Was Anleger tun sollten
- Due Diligence durchführen: Prüfen Sie die Verwahrungsvereinbarungen der Emittenten, die Zusammensetzung der Reserven und die Mechanik von Rücknahmen und Einlösungen. Wichtige Fragen sind: Wer hält die Reserven? Werden diese durch Drittparteien verwahrt? Gibt es klare Regelungen für Einlösungen in Stresszeiten?
- Transparenz prüfen: Achten Sie auf regelmäßige Bestätigungen, verlässliche Reserveprüfungen und unabhängige Reserveverwahrer. Aufzeichnungen über Audits, Attestierungen von Wirtschaftsprüfern und offengelegte Reserven in leicht zugänglichen Formaten sind Indikatoren für höhere Transparenz.

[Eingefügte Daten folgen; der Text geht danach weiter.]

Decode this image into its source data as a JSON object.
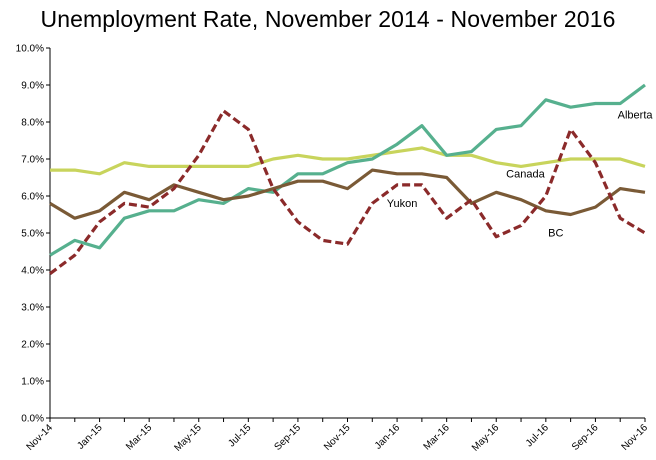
{
  "chart_data": {
    "type": "line",
    "title": "Unemployment Rate, November 2014 - November 2016",
    "xlabel": "",
    "ylabel": "",
    "ylim": [
      0,
      10
    ],
    "yticks": [
      "0.0%",
      "1.0%",
      "2.0%",
      "3.0%",
      "4.0%",
      "5.0%",
      "6.0%",
      "7.0%",
      "8.0%",
      "9.0%",
      "10.0%"
    ],
    "grid": false,
    "legend": "none",
    "x": [
      "Nov-14",
      "Dec-14",
      "Jan-15",
      "Feb-15",
      "Mar-15",
      "Apr-15",
      "May-15",
      "Jun-15",
      "Jul-15",
      "Aug-15",
      "Sep-15",
      "Oct-15",
      "Nov-15",
      "Dec-15",
      "Jan-16",
      "Feb-16",
      "Mar-16",
      "Apr-16",
      "May-16",
      "Jun-16",
      "Jul-16",
      "Aug-16",
      "Sep-16",
      "Oct-16",
      "Nov-16"
    ],
    "xticks": [
      "Nov-14",
      "Jan-15",
      "Mar-15",
      "May-15",
      "Jul-15",
      "Sep-15",
      "Nov-15",
      "Jan-16",
      "Mar-16",
      "May-16",
      "Jul-16",
      "Sep-16",
      "Nov-16"
    ],
    "series": [
      {
        "name": "Canada",
        "color": "#c8d45c",
        "dash": "solid",
        "values": [
          6.7,
          6.7,
          6.6,
          6.9,
          6.8,
          6.8,
          6.8,
          6.8,
          6.8,
          7.0,
          7.1,
          7.0,
          7.0,
          7.1,
          7.2,
          7.3,
          7.1,
          7.1,
          6.9,
          6.8,
          6.9,
          7.0,
          7.0,
          7.0,
          6.8
        ]
      },
      {
        "name": "Alberta",
        "color": "#56b08e",
        "dash": "solid",
        "values": [
          4.4,
          4.8,
          4.6,
          5.4,
          5.6,
          5.6,
          5.9,
          5.8,
          6.2,
          6.1,
          6.6,
          6.6,
          6.9,
          7.0,
          7.4,
          7.9,
          7.1,
          7.2,
          7.8,
          7.9,
          8.6,
          8.4,
          8.5,
          8.5,
          9.0
        ]
      },
      {
        "name": "BC",
        "color": "#7a5a36",
        "dash": "solid",
        "values": [
          5.8,
          5.4,
          5.6,
          6.1,
          5.9,
          6.3,
          6.1,
          5.9,
          6.0,
          6.2,
          6.4,
          6.4,
          6.2,
          6.7,
          6.6,
          6.6,
          6.5,
          5.8,
          6.1,
          5.9,
          5.6,
          5.5,
          5.7,
          6.2,
          6.1
        ]
      },
      {
        "name": "Yukon",
        "color": "#8b2a2a",
        "dash": "dashed",
        "values": [
          3.9,
          4.4,
          5.3,
          5.8,
          5.7,
          6.2,
          7.1,
          8.3,
          7.8,
          6.2,
          5.3,
          4.8,
          4.7,
          5.8,
          6.3,
          6.3,
          5.4,
          5.9,
          4.9,
          5.2,
          6.0,
          7.8,
          6.9,
          5.4,
          5.0
        ]
      }
    ]
  }
}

- Gegenparteirisiken berücksichtigen: Informieren Sie sich über die juristische Zuständigkeit, die regulatorische Exponierung des Emittenten und mögliche staatliche Interventionen. Die Rechtsordnung, unter der ein Emittent operiert, bestimmt, inwieweit staatliche Maßnahmen wie Kontosperrungen, Einfrierungen oder Beschlagnahmungen durchgesetzt werden können.
- Diversifizieren: Vermeiden Sie Konzentrationen in einem einzelnen Stablecoin-Typ oder Emittenten, um systemische Risiken zu reduzieren. Streuung über verschiedene Tokenomiken, Sicherheitenarten und Verwahrungsmodelle kann das Risiko von Verlusten durch spezialisierte Schocks mindern.

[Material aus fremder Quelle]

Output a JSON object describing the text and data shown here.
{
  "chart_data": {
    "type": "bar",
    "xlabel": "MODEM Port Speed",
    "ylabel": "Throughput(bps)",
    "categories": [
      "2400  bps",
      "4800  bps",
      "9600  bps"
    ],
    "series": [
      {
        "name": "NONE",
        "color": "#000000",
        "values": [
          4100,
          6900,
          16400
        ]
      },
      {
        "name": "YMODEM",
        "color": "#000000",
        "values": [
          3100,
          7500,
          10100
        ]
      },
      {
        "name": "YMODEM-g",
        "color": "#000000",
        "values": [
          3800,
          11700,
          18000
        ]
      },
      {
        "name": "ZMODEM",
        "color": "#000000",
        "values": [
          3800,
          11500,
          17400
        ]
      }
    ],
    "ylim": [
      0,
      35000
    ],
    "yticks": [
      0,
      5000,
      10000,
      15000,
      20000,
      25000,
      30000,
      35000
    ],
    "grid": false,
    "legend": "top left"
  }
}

Zusätzlich zu diesen Grundregeln sollten Anleger technische und operationelle Risiken – wie Smart-Contract-Sicherheit, Oracle-Reliabilität, mögliche Governance-Manipulationen und Interoperabilitätsprobleme zwischen Blockchains — in ihre Analyse einbeziehen. Versicherungsmechanismen, Notfallfonds, Aufsichts-Backups und Community-bewährte Sicherheitsstandards sind weitere Aspekte, die zur Risikominderung beitragen können. Auf institutioneller Ebene empfiehlt sich die Einbindung von Rechts-, Compliance- und Technologieexperten, um die umfassenden Implikationen eines Engagements in Stablecoins abzuwägen.
Kranz vergleicht die heutige schnelle Innovation in Krypto, Stablecoins und Tokenisierung mit einer Serie unvorhersehbarer systemischer Schocks: ein Mix aus beispiellosen Chancen und Risiken, der durchdachtes Risikomanagement erfordert. Für alle, die sich in DeFi, tokenisierter Finanzwirtschaft oder Stablecoin-Märkten engagieren, ist es essenziell, sowohl die Mechanik als auch die rechtlichen Kontrollmöglichkeiten eines digitalen Dollars zu verstehen, um Kapital in einem zunehmend programmierbaren Finanzsystem zu schützen. Dieses Verständnis umfasst die technische Architektur, die wirtschaftliche Anreizstruktur, die Liquiditätsversorgung, regulatorische Rahmenbedingungen und mögliche Pfadabhängigkeiten, die systemische Verflechtungen verstärken können. Nur eine ganzheitliche Bewertung erlaubt es, Chancen verantwortungsvoll zu nutzen und die wichtigsten Gefahren zu begrenzen.